Ufak bir misalini size gösteriyorum. Beleddiyenin divara (duvara) astığı bir levhada "....." mahallesinde hakk-ı intihaba haiz olmak üzere ... ağası zade Osman ağa namında mevhum (hayali) bir şahsı aday gösteriliyor. Hakikatte bu zatın bu mahallede bulunduğu muhakkaktır. Fakat hangi senede?. Her halde 93 senesinden evvel.. Şimdi bu zatın ismi de cismi de bu mahallede yoktur. Bu işi yapanlara sorarım .. Belki hemen her mahallede vukuu melhuz olan (akla gelen) bu hareketi ihtiyar etmekteki maksat nedir, doğrusu ben anlayamadım.

Belediye kanunu mücibince hakk-ı intihabımız yoksa, kanun-u tabii meşruiyet muktezasında hakk-ı kelâmımız mahfuzdur (gereğince seçilme hakkımız yoksa , doğal ve meşru yasanın gereği olarak söz söyleme hakkımız saklıdır). Binaenaleyh (buna göre) bu işlerin tetkik ve teftişi vazifesinde bulunan makamatın nazar-ı dikkatini celb etmek (makamların dikkatlerini çekmek) bir vazifedir.

Filhakika (gerçekte) kanun belediyeye, müntahiplerini (seçmenlerini) tehdit etmek (korkutmak) ve bu suretle milletden istediğini intihab ettirmek (seçtirmek) hakkını nez' etmiş (koparıp almış / yoksun bırakmış) ise de kanununun tatbikinden lâkaydiyi de tecviz etmemiştir (uygulanmasına ilgisiz kalmayı da uygun bulmamıştır).
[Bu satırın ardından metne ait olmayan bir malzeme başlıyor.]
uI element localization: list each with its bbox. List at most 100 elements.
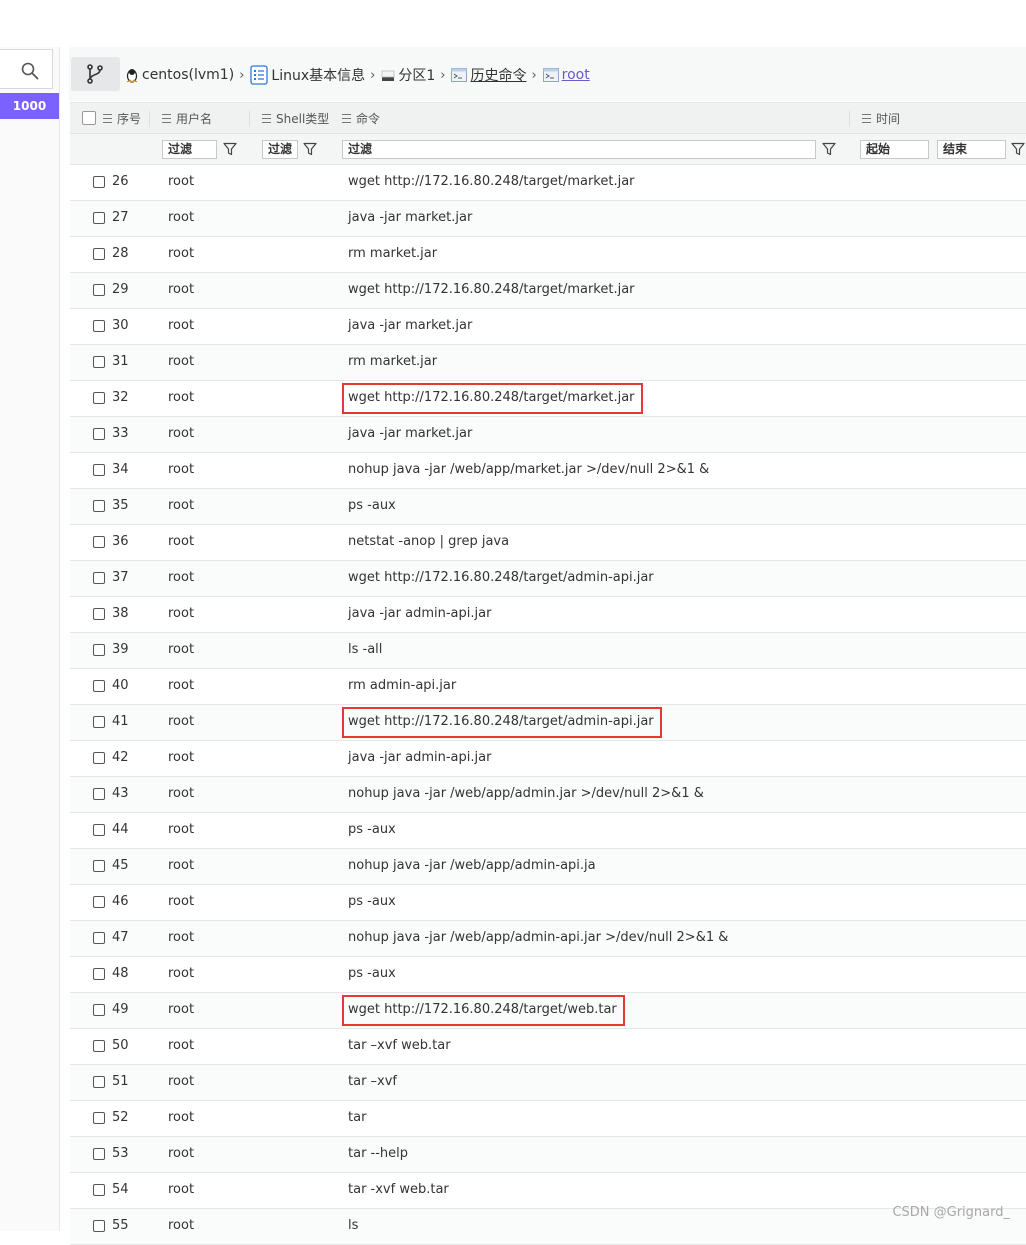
table-row[interactable]: 32 root wget http://172.16.80.248/target/m… <box>70 381 1026 417</box>
table-row[interactable]: 30 root java -jar market.jar <box>70 309 1026 345</box>
table-row[interactable]: 35 root ps -aux <box>70 489 1026 525</box>
row-checkbox[interactable] <box>93 788 105 800</box>
user-filter-input[interactable]: 过滤 <box>262 140 298 159</box>
table-header: 序号 用户名 Shell类型 命令 时间 <box>70 102 1026 134</box>
table-row[interactable]: 52 root tar <box>70 1101 1026 1137</box>
row-checkbox[interactable] <box>93 896 105 908</box>
row-checkbox[interactable] <box>93 860 105 872</box>
filter-icon[interactable] <box>822 142 836 156</box>
row-checkbox[interactable] <box>93 1076 105 1088</box>
row-checkbox[interactable] <box>93 284 105 296</box>
filter-icon[interactable] <box>1011 142 1025 156</box>
row-checkbox[interactable] <box>93 536 105 548</box>
table-row[interactable]: 48 root ps -aux <box>70 957 1026 993</box>
row-checkbox[interactable] <box>93 176 105 188</box>
row-checkbox[interactable] <box>93 572 105 584</box>
row-checkbox[interactable] <box>93 1004 105 1016</box>
table-row[interactable]: 42 root java -jar admin-api.jar <box>70 741 1026 777</box>
column-time-header[interactable]: 时间 <box>862 103 900 133</box>
row-checkbox[interactable] <box>93 500 105 512</box>
breadcrumb-item-host[interactable]: centos(lvm1) <box>125 67 234 83</box>
row-command: tar –xvf web.tar <box>348 1038 451 1053</box>
row-checkbox[interactable] <box>93 644 105 656</box>
row-user: root <box>168 714 195 729</box>
table-row[interactable]: 54 root tar -xvf web.tar <box>70 1173 1026 1209</box>
row-checkbox[interactable] <box>93 464 105 476</box>
row-checkbox[interactable] <box>93 608 105 620</box>
row-checkbox[interactable] <box>93 1112 105 1124</box>
table-row[interactable]: 28 root rm market.jar <box>70 237 1026 273</box>
column-menu-icon[interactable] <box>103 113 112 123</box>
index-filter-input[interactable]: 过滤 <box>162 140 217 159</box>
count-badge[interactable]: 1000 <box>0 93 59 119</box>
row-checkbox[interactable] <box>93 212 105 224</box>
table-row[interactable]: 34 root nohup java -jar /web/app/market.ja… <box>70 453 1026 489</box>
row-checkbox[interactable] <box>93 1040 105 1052</box>
breadcrumb-item-partition[interactable]: 分区1 <box>381 65 435 85</box>
time-end-input[interactable]: 结束 <box>937 140 1006 159</box>
table-row[interactable]: 40 root rm admin-api.jar <box>70 669 1026 705</box>
row-checkbox[interactable] <box>93 752 105 764</box>
row-checkbox[interactable] <box>93 932 105 944</box>
row-checkbox[interactable] <box>93 1148 105 1160</box>
row-user: root <box>168 354 195 369</box>
column-divider[interactable] <box>849 111 850 127</box>
row-checkbox[interactable] <box>93 716 105 728</box>
table-row[interactable]: 47 root nohup java -jar /web/app/admin-api… <box>70 921 1026 957</box>
breadcrumb-item-history[interactable]: 历史命令 <box>451 65 526 85</box>
search-button[interactable] <box>0 49 53 89</box>
table-row[interactable]: 33 root java -jar market.jar <box>70 417 1026 453</box>
row-checkbox[interactable] <box>93 968 105 980</box>
row-user: root <box>168 1146 195 1161</box>
column-divider[interactable] <box>149 111 150 127</box>
table-row[interactable]: 27 root java -jar market.jar <box>70 201 1026 237</box>
column-command-header[interactable]: 命令 <box>342 103 380 133</box>
filter-icon[interactable] <box>303 142 317 156</box>
table-row[interactable]: 37 root wget http://172.16.80.248/target/a… <box>70 561 1026 597</box>
row-checkbox[interactable] <box>93 356 105 368</box>
table-row[interactable]: 31 root rm market.jar <box>70 345 1026 381</box>
table-row[interactable]: 36 root netstat -anop | grep java <box>70 525 1026 561</box>
time-start-input[interactable]: 起始 <box>860 140 929 159</box>
table-row[interactable]: 39 root ls -all <box>70 633 1026 669</box>
table-row[interactable]: 41 root wget http://172.16.80.248/target/a… <box>70 705 1026 741</box>
table-row[interactable]: 43 root nohup java -jar /web/app/admin.jar… <box>70 777 1026 813</box>
row-checkbox[interactable] <box>93 824 105 836</box>
row-command: ps -aux <box>348 822 396 837</box>
table-row[interactable]: 26 root wget http://172.16.80.248/target/m… <box>70 165 1026 201</box>
row-checkbox[interactable] <box>93 320 105 332</box>
command-filter-input[interactable]: 过滤 <box>342 140 816 159</box>
table-row[interactable]: 50 root tar –xvf web.tar <box>70 1029 1026 1065</box>
table-row[interactable]: 49 root wget http://172.16.80.248/target/w… <box>70 993 1026 1029</box>
table-row[interactable]: 45 root nohup java -jar /web/app/admin-api… <box>70 849 1026 885</box>
table-row[interactable]: 44 root ps -aux <box>70 813 1026 849</box>
table-row[interactable]: 29 root wget http://172.16.80.248/target/m… <box>70 273 1026 309</box>
column-index-header[interactable]: 序号 <box>82 103 141 133</box>
breadcrumb-separator: › <box>239 67 245 83</box>
filter-icon[interactable] <box>223 142 237 156</box>
row-checkbox[interactable] <box>93 1220 105 1232</box>
row-checkbox[interactable] <box>93 428 105 440</box>
table-row[interactable]: 46 root ps -aux <box>70 885 1026 921</box>
column-divider[interactable] <box>249 111 250 127</box>
watermark: CSDN @Grignard_ <box>892 1205 1010 1220</box>
select-all-checkbox[interactable] <box>82 111 96 125</box>
row-checkbox[interactable] <box>93 680 105 692</box>
column-user-header[interactable]: 用户名 <box>162 103 212 133</box>
column-menu-icon[interactable] <box>862 113 871 123</box>
row-user: root <box>168 930 195 945</box>
column-shell-header[interactable]: Shell类型 <box>262 103 329 133</box>
column-menu-icon[interactable] <box>162 113 171 123</box>
table-row[interactable]: 53 root tar --help <box>70 1137 1026 1173</box>
branch-button[interactable] <box>71 57 120 91</box>
column-menu-icon[interactable] <box>262 113 271 123</box>
row-checkbox[interactable] <box>93 248 105 260</box>
column-menu-icon[interactable] <box>342 113 351 123</box>
row-checkbox[interactable] <box>93 1184 105 1196</box>
table-row[interactable]: 38 root java -jar admin-api.jar <box>70 597 1026 633</box>
table-row[interactable]: 55 root ls <box>70 1209 1026 1245</box>
breadcrumb-item-linux-info[interactable]: Linux基本信息 <box>250 65 365 85</box>
row-checkbox[interactable] <box>93 392 105 404</box>
table-row[interactable]: 51 root tar –xvf <box>70 1065 1026 1101</box>
breadcrumb-item-root[interactable]: root <box>542 67 590 83</box>
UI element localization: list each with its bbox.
Kendi memurlarının maaşına yetişemeyen belediyeye aza veya reis olmak için tehalük gösterenlerden (istekle atılanlardan / helâk olanlardan) rica ederiz ki kanunun mukteziyatını nazar-ı itibare ( gereklerini göz önüne) almazlarsa hiç olmazsa efkâr-ı umumiyeyi nazar-ı dikkatten uzak tutmasınlar( kamu oyunu göz ardı etmesinler)..

Artık millet iyi ve kötü işleri tefrike muktedirdir (ayırma gücüne sahiptir).